There can be no doubt that women have been raped in the Bosnian civil war, as in most wars. After all, rape is an act of violence and that is what war is about. If the Western authorities want to know about the relationship between rape and war, they might start by asking the American troops who went to Vietnam or the British soldiers who fought in the colonies.

But the horror stories about Serbian rapists suggest much more than this. They place a careful emphasis upon the allegedly 'systematic' and 'mass' character of the rapes, with their talk of 'war crimes' carried out in organised 'camps' with shadowy Dr Mengele figures in the background. No opportunity has been missed to imply parallels between the situation in Bosnia and the Nazi experience. The message is that here is a special case of evil, and that the West has a moral right and responsibility to intervene and end it.

By spreading tales like the one about the Serbian rape camps, the West has established a new, humanitarian case for intervening in the post-Cold War world. Whether they are launching air-strikes against Iraq, occupying Somalia or bullying the Serbs over Bosnia, the USA and the other Western powers now always seek to justify their actions by repeating some emotive horror story or other. It is like a global version of the way in which the authorities at home prey on public concerns about rape or child abuse to win support for the police. As a result, Western intervention has become institutionalised as a widely accepted fact of international relations today.

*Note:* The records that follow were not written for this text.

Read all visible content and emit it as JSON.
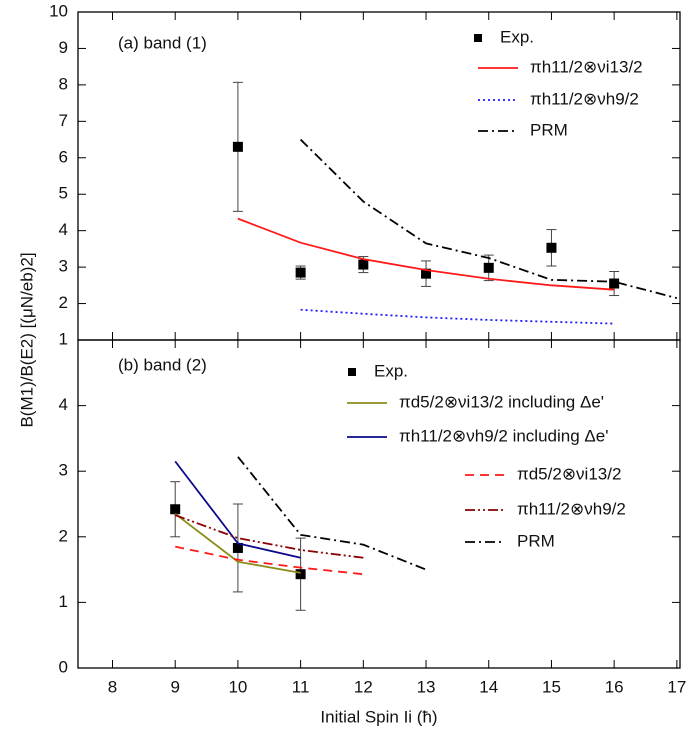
{
  "chart_data": [
    {
      "type": "line",
      "title": "(a) band (1)",
      "ylabel": "B(M1)/B(E2) [(μN/eb)2]",
      "xlim": [
        7.45,
        17.05
      ],
      "xticks": [
        8,
        9,
        10,
        11,
        12,
        13,
        14,
        15,
        16,
        17
      ],
      "ylim": [
        1,
        10
      ],
      "yticks": [
        1,
        2,
        3,
        4,
        5,
        6,
        7,
        8,
        9,
        10
      ],
      "series": [
        {
          "name": "Exp.",
          "mode": "markers",
          "color": "#000000",
          "x": [
            10,
            11,
            12,
            13,
            14,
            15,
            16
          ],
          "values": [
            6.3,
            2.85,
            3.07,
            2.82,
            2.98,
            3.53,
            2.55
          ],
          "errors": [
            1.77,
            0.18,
            0.22,
            0.35,
            0.35,
            0.5,
            0.33
          ]
        },
        {
          "name": "πh11/2⊗νi13/2",
          "mode": "lines",
          "style": "solid",
          "color": "#ff1a1a",
          "x": [
            10,
            11,
            12,
            13,
            14,
            15,
            16
          ],
          "values": [
            4.33,
            3.67,
            3.22,
            2.92,
            2.68,
            2.5,
            2.38
          ]
        },
        {
          "name": "πh11/2⊗νh9/2",
          "mode": "lines",
          "style": "dotted",
          "color": "#1a1aff",
          "x": [
            11,
            12,
            13,
            14,
            15,
            16
          ],
          "values": [
            1.83,
            1.72,
            1.62,
            1.55,
            1.5,
            1.45
          ]
        },
        {
          "name": "PRM",
          "mode": "lines",
          "style": "dashdot",
          "color": "#000000",
          "x": [
            11,
            12,
            13,
            14,
            15,
            16,
            17
          ],
          "values": [
            6.5,
            4.8,
            3.65,
            3.25,
            2.65,
            2.6,
            2.15
          ]
        }
      ]
    },
    {
      "type": "line",
      "title": "(b) band (2)",
      "xlabel": "Initial Spin Ii (ħ)",
      "xlim": [
        7.45,
        17.05
      ],
      "xticks": [
        8,
        9,
        10,
        11,
        12,
        13,
        14,
        15,
        16,
        17
      ],
      "ylim": [
        0,
        5
      ],
      "yticks": [
        0,
        1,
        2,
        3,
        4
      ],
      "series": [
        {
          "name": "Exp.",
          "mode": "markers",
          "color": "#000000",
          "x": [
            9,
            10,
            11
          ],
          "values": [
            2.42,
            1.83,
            1.43
          ],
          "errors": [
            0.42,
            0.67,
            0.55
          ]
        },
        {
          "name": "πd5/2⊗νi13/2 including Δe'",
          "mode": "lines",
          "style": "solid",
          "color": "#8b8b1a",
          "x": [
            9,
            10,
            11
          ],
          "values": [
            2.35,
            1.62,
            1.45
          ]
        },
        {
          "name": "πh11/2⊗νh9/2 including Δe'",
          "mode": "lines",
          "style": "solid",
          "color": "#0a0a8c",
          "x": [
            9,
            10,
            11
          ],
          "values": [
            3.15,
            1.9,
            1.68
          ]
        },
        {
          "name": "πd5/2⊗νi13/2",
          "mode": "lines",
          "style": "dashed",
          "color": "#ff1a1a",
          "x": [
            9,
            10,
            11,
            12
          ],
          "values": [
            1.85,
            1.65,
            1.53,
            1.43
          ]
        },
        {
          "name": "πh11/2⊗νh9/2",
          "mode": "lines",
          "style": "dashdotdot",
          "color": "#8b0000",
          "x": [
            9,
            10,
            11,
            12
          ],
          "values": [
            2.33,
            1.98,
            1.8,
            1.68
          ]
        },
        {
          "name": "PRM",
          "mode": "lines",
          "style": "dashdot",
          "color": "#000000",
          "x": [
            10,
            11,
            12,
            13
          ],
          "values": [
            3.22,
            2.03,
            1.88,
            1.5
          ]
        }
      ]
    }
  ]
}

Yet the case of the rape camps also reveals how thin the West's horror stories are on plot. Ask a few pertinent questions about whodunnit, and the storyline falls apart. It becomes easy to see that these scare stories are just convenient pretexts for cynical interventions which are really designed to demonstrate the authority of the Western powers. As Frank Richards explains on page 18 of this issue of Living Marxism, behind the humanitarian mask the face of Western foreign policy is as ugly as any rapist's.

The trouble today is that almost nobody is asking critical questions about the true motives for Western intervention. Many of the erstwhile liberal critics of Western colonialism have now become the loudest supporters of the West invading other countries in pursuit of its bogus 'humanitarianism'. Typical of this trend is the way that some women's groups in the West have demanded firm action against the Serbian 'rape camps' in Bosnia. They are effectively handing the Western powers the moral authority to stage air-strikes for feminism.

The trend towards increased Western intervention in the third world and Eastern Europe today marks a new age of global conflicts and power struggles. It has nothing to do with humanitarianism, women's rights or the prevention of cruelty to babies and animals. Horror stories are for frightening children. Grown-ups, on the other hand, have to deal with the world as it really is.